11 U.S.C. § 349(b). As pointed out by the Ninth Circuit Court of Appeals in In re Nash, 765 F.2d 1410, 1414 (9th Cir.1985), "[t]he legislative history of § 349(b) states that `[t]he basic purpose of the subsection is to undo the bankruptcy case, as far as practicable, and to restore all property rights to the position in which they were found at the commencement of the case.'" (citing S.Rep. No. 989, 95th Cong., 2d Sess. 49, U.S. Code Cong. & Admin.News 1978, pp. 5787, 5835). See also In re Income Property Builders, Inc., 699 F.2d 963, 965 (9th Cir.1982) (§ 349 "obviously contemplates that on dismissal a bankrupt is reinvested with the estate, subject to all encumbrances which existed prior to the bankruptcy.")

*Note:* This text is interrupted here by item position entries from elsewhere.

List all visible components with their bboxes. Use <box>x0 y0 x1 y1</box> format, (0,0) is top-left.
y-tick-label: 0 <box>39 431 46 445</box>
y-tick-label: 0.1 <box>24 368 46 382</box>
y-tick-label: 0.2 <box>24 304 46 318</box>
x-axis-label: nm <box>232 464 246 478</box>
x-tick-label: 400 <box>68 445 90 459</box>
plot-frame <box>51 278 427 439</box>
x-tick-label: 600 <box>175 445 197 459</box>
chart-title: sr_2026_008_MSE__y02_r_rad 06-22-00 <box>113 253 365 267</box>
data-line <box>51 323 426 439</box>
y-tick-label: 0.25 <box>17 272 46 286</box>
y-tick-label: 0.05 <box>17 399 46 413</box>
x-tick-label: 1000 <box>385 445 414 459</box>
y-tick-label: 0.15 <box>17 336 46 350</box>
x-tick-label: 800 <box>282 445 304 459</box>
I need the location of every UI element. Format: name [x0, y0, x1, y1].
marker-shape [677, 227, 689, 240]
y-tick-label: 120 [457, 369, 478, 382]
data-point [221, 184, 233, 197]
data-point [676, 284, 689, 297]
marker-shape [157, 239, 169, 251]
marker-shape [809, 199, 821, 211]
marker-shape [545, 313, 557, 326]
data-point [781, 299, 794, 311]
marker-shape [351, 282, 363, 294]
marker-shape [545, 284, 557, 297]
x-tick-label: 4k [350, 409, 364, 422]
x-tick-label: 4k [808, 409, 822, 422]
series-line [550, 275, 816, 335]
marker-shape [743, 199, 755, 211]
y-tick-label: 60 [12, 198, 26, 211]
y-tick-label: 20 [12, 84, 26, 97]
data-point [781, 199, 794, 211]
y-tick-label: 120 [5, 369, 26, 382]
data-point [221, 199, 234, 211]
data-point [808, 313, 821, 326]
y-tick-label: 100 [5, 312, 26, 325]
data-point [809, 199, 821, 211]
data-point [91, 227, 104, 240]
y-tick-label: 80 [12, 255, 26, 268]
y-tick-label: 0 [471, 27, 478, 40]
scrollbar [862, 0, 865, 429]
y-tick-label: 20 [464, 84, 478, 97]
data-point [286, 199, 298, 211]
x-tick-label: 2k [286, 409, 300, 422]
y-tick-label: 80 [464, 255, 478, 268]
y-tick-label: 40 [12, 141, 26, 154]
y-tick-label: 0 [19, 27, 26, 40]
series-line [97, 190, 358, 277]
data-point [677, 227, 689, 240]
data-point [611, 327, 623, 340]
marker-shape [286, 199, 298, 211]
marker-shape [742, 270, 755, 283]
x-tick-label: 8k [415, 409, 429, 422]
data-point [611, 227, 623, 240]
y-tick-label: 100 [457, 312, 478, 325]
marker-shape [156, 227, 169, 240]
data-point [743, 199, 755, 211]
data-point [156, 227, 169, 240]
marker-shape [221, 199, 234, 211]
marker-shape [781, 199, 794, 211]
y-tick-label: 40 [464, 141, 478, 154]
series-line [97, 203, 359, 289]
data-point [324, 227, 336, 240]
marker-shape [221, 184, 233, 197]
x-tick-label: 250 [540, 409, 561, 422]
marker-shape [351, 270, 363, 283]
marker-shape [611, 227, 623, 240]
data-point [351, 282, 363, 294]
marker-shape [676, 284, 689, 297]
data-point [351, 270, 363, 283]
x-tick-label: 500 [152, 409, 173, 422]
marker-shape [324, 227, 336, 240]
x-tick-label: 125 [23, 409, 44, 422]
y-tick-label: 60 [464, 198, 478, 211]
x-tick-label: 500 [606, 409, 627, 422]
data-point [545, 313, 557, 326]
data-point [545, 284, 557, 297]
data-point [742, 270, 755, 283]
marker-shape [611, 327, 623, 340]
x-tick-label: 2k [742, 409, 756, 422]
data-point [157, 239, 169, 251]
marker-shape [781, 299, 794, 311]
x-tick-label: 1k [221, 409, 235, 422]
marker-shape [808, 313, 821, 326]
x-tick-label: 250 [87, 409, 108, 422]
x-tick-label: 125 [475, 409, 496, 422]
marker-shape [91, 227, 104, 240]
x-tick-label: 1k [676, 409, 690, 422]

If the effect of the dismissal of a case is to completely "undo" a case and to restore all parties to their pre-bankruptcy positions regardless of all interim activities undertaken and orders and judgments entered by the bankruptcy court, surely the IRS must be returned to its pre-bankruptcy position as well, including being permitted to go back and calculate interest and penalties on former "pre-petition" debts. So reasoned the court under similar facts in In re Mitchell, 93 B.R. 615, 617 (Bankr. W.D.Tenn.1988) ("since the [original] case was dismissed, the [IRS] was entitled to proceed as if no Bankruptcy filing occurred, including going back and calculating penalty and interest.")[2] To hold otherwise, this Court believes, could, in effect, give creative debtors two consecutive three to five-year periods in which to pay off priority tax debts without the accumulation of interest. Had this been the intention of Congress, surely § 1322(c), providing for a maximum repayment period of five years in a Chapter 13 case, would read differently.
For these reasons, this Court holds that pursuant to 11 U.S.C. § 349(b), where the original bankruptcy case has been dismissed, the IRS is entitled, in a subsequent bankruptcy case, to go back and calculate penalties and interest on its original prepetition claim, which penalties and interest had been previously suspended by the original filing.
Counsel for the IRS is hereby instructed to prepare an appropriate order.
NOTES
[1] Nicholas was decided under the Bankruptcy Act, not the Bankruptcy Code. However, it is generally agreed that Nicholas remains good law under the Code. See, e.g., In re Mark Anthony Construction, Inc., 886 F.2d 1101, 1106-1107 (9th Cir.1989).
[2] In addition to relying on § 349(b), the Mitchell court further distinguished the Lottman case by noting that in Lottman, the IRS was making a claim against the estate, while in the case before it the IRS was making a claim against the debtor individually. This factor was significant, the Mitchell court believed, because in Bruning v. United States, 376 U.S. 358, 84 S. Ct. 906, 11 L. Ed. 2d 772 (1964), the Supreme Court held that post-petition interest on nondischargeable tax claims is recoverable in a later action against a debtor personally, despite the general rule that interest ceases to accrue on a debt at the time that a petition in bankruptcy is filed. Whether a claim of the IRS is against the estate or an individual debtor, this Court believes that the effect of dismissal pursuant to § 349(b) is sufficient to bring this case out from under the rule of Nicholas. Accordingly, it is not necessary to this Court's holding to find that the IRS is currently pursuing the Debtors individually rather than the estate.